Het tweede boek is het kritieke moment
Waarom de eersteling sympathiek kan zijn
Herman Besselaar, En Wie Weet, (Brusse, Rotterdam 1937).
Leonhard Huizinga, Het Vierde Geslacht (Elsevier, Amsterdam 1937).
Ben van Eysselsteijn, Tusschen Zuiderkruis en Poolster (N.V.H.P. Leopolds Uitg. Mij, Den Haag '37).
Eigenlijk is dat wel een van de somberste hoofdstukken, waarop de critiek verplicht is de aandacht van den lezer te vestigen: het tweede boek van den debutant. Er zijn auteurs, die in een eerste boek den indruk maken van iets persoonlijks te zijn, of te willen. Zij hebben stof voor zulk een eerste boek. het leven heeft hen op een of andere manier opgescheept met een voorraad ervaringen, waarvan zij zich het best kunnen bevrijden door ze van zich af te schrijven. Het geeft den auteur een zekere rust, een dringend probleem in een stuk litteratuur geobjectiveerd buiten zich te zien treden, koud te zien worden, nadat het in hem gloeiend en benauwend was; de obsessie is van hem afgevallen door de vormgeving. Ook iemand, die geen boeken schrijft, kent dat gevoel bij het op schrift stellen van een brief, waarin hij zich als het ware ‘ontdoet’ van een problematische verwikkeling door het geval aan het papier toe te vertrouwen.... Daarom kan zulk een eerste boek ons zooveel sympathie inboezemen, ook al is het volstrekt geen litterair meesterwerk, ook al zijn er aanwijzingen, dat de debutant gebruik maakt van litteraire middelen, die men niet ongestraft voor een tweede maal zou kunnen gebruiken; de sympathie van den lezer wordt geboren uit de noodzakelijkheid, die hij in dit afreageeren van lang opgekropte gevoelens speurt.
Maar goed: het eerste boek is geschreven, gedrukt, gepubliceerd en met sympathie begroet; de schrijver is zijn eersteling kwijt, hij heeft het ei gelegd, dat hij moest leggen.
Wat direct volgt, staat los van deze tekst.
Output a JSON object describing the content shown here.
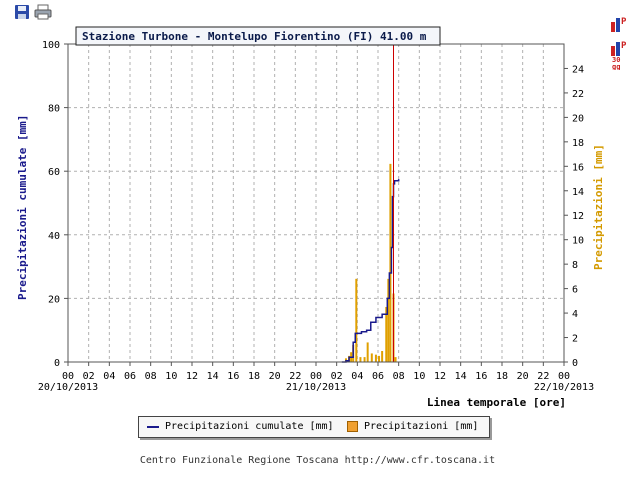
{
  "toolbar": {
    "save_icon": "floppy-disk-icon",
    "print_icon": "printer-icon"
  },
  "side_icons": {
    "top": "bar-chart-p-icon",
    "bottom": "bar-chart-p-30gg-icon",
    "bottom_text": "30\ngg"
  },
  "colors": {
    "cumulative": "#1a1a8c",
    "rain_bar": "#e0a000",
    "now_line": "#cc0000",
    "grid": "#b0b0b0",
    "title_border": "#222222"
  },
  "chart_data": {
    "type": "bar+line",
    "title": "Stazione Turbone - Montelupo Fiorentino (FI) 41.00 m",
    "ylabel_left": "Precipitazioni cumulate [mm]",
    "ylabel_right": "Precipitazioni [mm]",
    "xlabel": "Linea temporale [ore]",
    "x_range_hours": [
      0,
      48
    ],
    "y_left_range": [
      0,
      100
    ],
    "y_left_ticks": [
      0,
      20,
      40,
      60,
      80,
      100
    ],
    "y_right_range": [
      0,
      26
    ],
    "y_right_ticks": [
      0,
      2,
      4,
      6,
      8,
      10,
      12,
      14,
      16,
      18,
      20,
      22,
      24
    ],
    "x_tick_labels": [
      "00",
      "02",
      "04",
      "06",
      "08",
      "10",
      "12",
      "14",
      "16",
      "18",
      "20",
      "22",
      "00",
      "02",
      "04",
      "06",
      "08",
      "10",
      "12",
      "14",
      "16",
      "18",
      "20",
      "22",
      "00"
    ],
    "date_labels": [
      {
        "hour": 0,
        "text": "20/10/2013"
      },
      {
        "hour": 24,
        "text": "21/10/2013"
      },
      {
        "hour": 48,
        "text": "22/10/2013"
      }
    ],
    "grid": true,
    "now_marker_hour": 31.5,
    "series": [
      {
        "name": "Precipitazioni cumulate [mm]",
        "axis": "left",
        "type": "step-line",
        "points": [
          [
            26.5,
            0
          ],
          [
            26.9,
            0.4
          ],
          [
            27.2,
            1.5
          ],
          [
            27.6,
            6.2
          ],
          [
            27.8,
            9
          ],
          [
            28.4,
            9.5
          ],
          [
            28.9,
            10
          ],
          [
            29.3,
            12.5
          ],
          [
            29.8,
            14
          ],
          [
            30.4,
            15
          ],
          [
            30.9,
            20
          ],
          [
            31.1,
            28
          ],
          [
            31.3,
            36
          ],
          [
            31.4,
            52
          ],
          [
            31.5,
            56
          ],
          [
            31.6,
            57
          ],
          [
            32.0,
            57.5
          ]
        ]
      },
      {
        "name": "Precipitazioni [mm]",
        "axis": "right",
        "type": "bar",
        "points": [
          [
            26.9,
            0.3
          ],
          [
            27.2,
            0.5
          ],
          [
            27.4,
            0.8
          ],
          [
            27.6,
            1.4
          ],
          [
            27.9,
            6.8
          ],
          [
            28.3,
            0.4
          ],
          [
            28.7,
            0.4
          ],
          [
            29.0,
            1.6
          ],
          [
            29.4,
            0.7
          ],
          [
            29.8,
            0.6
          ],
          [
            30.1,
            0.5
          ],
          [
            30.4,
            0.9
          ],
          [
            30.8,
            4.5
          ],
          [
            31.0,
            6.8
          ],
          [
            31.2,
            16.2
          ],
          [
            31.5,
            5.6
          ],
          [
            31.7,
            0.4
          ]
        ]
      }
    ]
  },
  "legend": {
    "cumulative_label": "Precipitazioni cumulate [mm]",
    "rain_label": "Precipitazioni [mm]"
  },
  "footer": "Centro Funzionale Regione Toscana http://www.cfr.toscana.it"
}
Wat nu? Er is iets gebeurd, waarvan de schrijver, hoe dan ook, de consequenties zal hebben te trekken; hij is n.l. van particulier met een probleem dat hij af moest reageeren.... schrijver geworden; de critici hebben hem ingeschakeld in het litteraire productieproces, wenkjes gegeven, pluimpjes, stompjes, kortom. zij hebben hem (vaak huns ondanks) verplicht tot het tweede boek, of tenminste hem het gevoel van verplichting gegeven zijn eersteling niet alleen te laten. Dit is een kritiek moment, want het is volstrekt niet gezegd, dat de schrijver van een sympathiek, noodzakelijk eerste boek ook een tweede kan schrijven; hem dreigt nu het gevaar, dat hij ‘zijn belofte moet inlossen’. Men ziet dan ook vele schrijvers aan hun tweede boek ten gronde gaan, omdat zij zich verbeelden haast te moeten maken. Er is iets griezeligs in het tafereel van het (in wezen doode) litteraire mechanisme, dat vat krijgt op een levend mensch, uitsluitend en alleen, omdat hij niet kan wachten, tot er opnieuw iets rijp en noodzakelijk in hem is geworden. Hij maakt zijn tweede boek.... en plotseling is al het sympathieke van de eersteling verdwenen; alle onhandigheden, die in die eersteling goed werden gemaakt door het gevoel van noodzakelijkheid, dat de schepping begeleidde, zijn nu uitgegroeid tot geweldige vergissingen. alle stijlonzuiverheden doen zich nu voor als trucs en phraseologie. Deze schrijvers vergeten, dat men maar eenmaal een eerste boek schrijft en dat het tweede een nieuwe bevestiging eischt, wil het niet neerkomen op een kolossale mislukking.
Te veel geriskeerd.
Zulk een mislukking is m.i. het tweede boek van Herman Besselaar, wiens eerste boek. Reis naar de Volwassenheid, een sympathieke, want noodzakelijke zelfbevrijdingspoging was van iemand, die met zijn jeugd in het reine wilde komen. Een roman in den strikten zin kon men deze autobiographisch gekleurde aanteekeningen niet noemen; het boek hield het midden tusschen een roman en een kroniek, en was, zooals ik hier destijds schreef, voortgekomen uit de behoefte om door kroniek, autobiographie en biecht groote schoonmaak te houden in eigen zielehuishouding. De neiging tot litteraire truequage, die Besselaar allerminst vreemd was, corrigeerde hij zelf zooveel mogelijk door zijn schrijfmethode telkens te herzien, waarmee hij vast dreigde te loopen in een bepaald schema. Deze methode verried een behoefte aan eerlijkheid jegens zichzelf en anderen, en in zooverre was zij een bewijs van des schrijvers zuivere bedoelingen, maar zij was ook het symbool van stylistische onvastheid. ‘Ik geloof niet’, schreef ik in mijn artikel over Reis naar de Volwassenheid, ‘dat iemand, die volkomen zijn stijl gevonden heeft, zoo voortdurend de noodzaak zal beseffen zichzelf binnen het kader van één geschrift op conventioneele afdwalingen te betrappen: er steekt een stuk onzekerheid in de schrijfwijze van Besselaar. omdat hij inderdaad nog niet precies geweten heeft, waar hij aan toe was toen hij begon met het noteeren van jeugdherinneringen’. Maar omdat Besselaar een psychologisch zelfportret gaf in de gedaante van Jan Boogaers, een jongetje, dat in een calvinistisch milieu wordt opgevoed en zelf de wereld langzamerhand ontdekt, bleef de ontdekking, van die wereld, de bevrijding van benauwende jeugdervaringen, belangrijk genoeg om die stylistische onzekerheid te compenseeren.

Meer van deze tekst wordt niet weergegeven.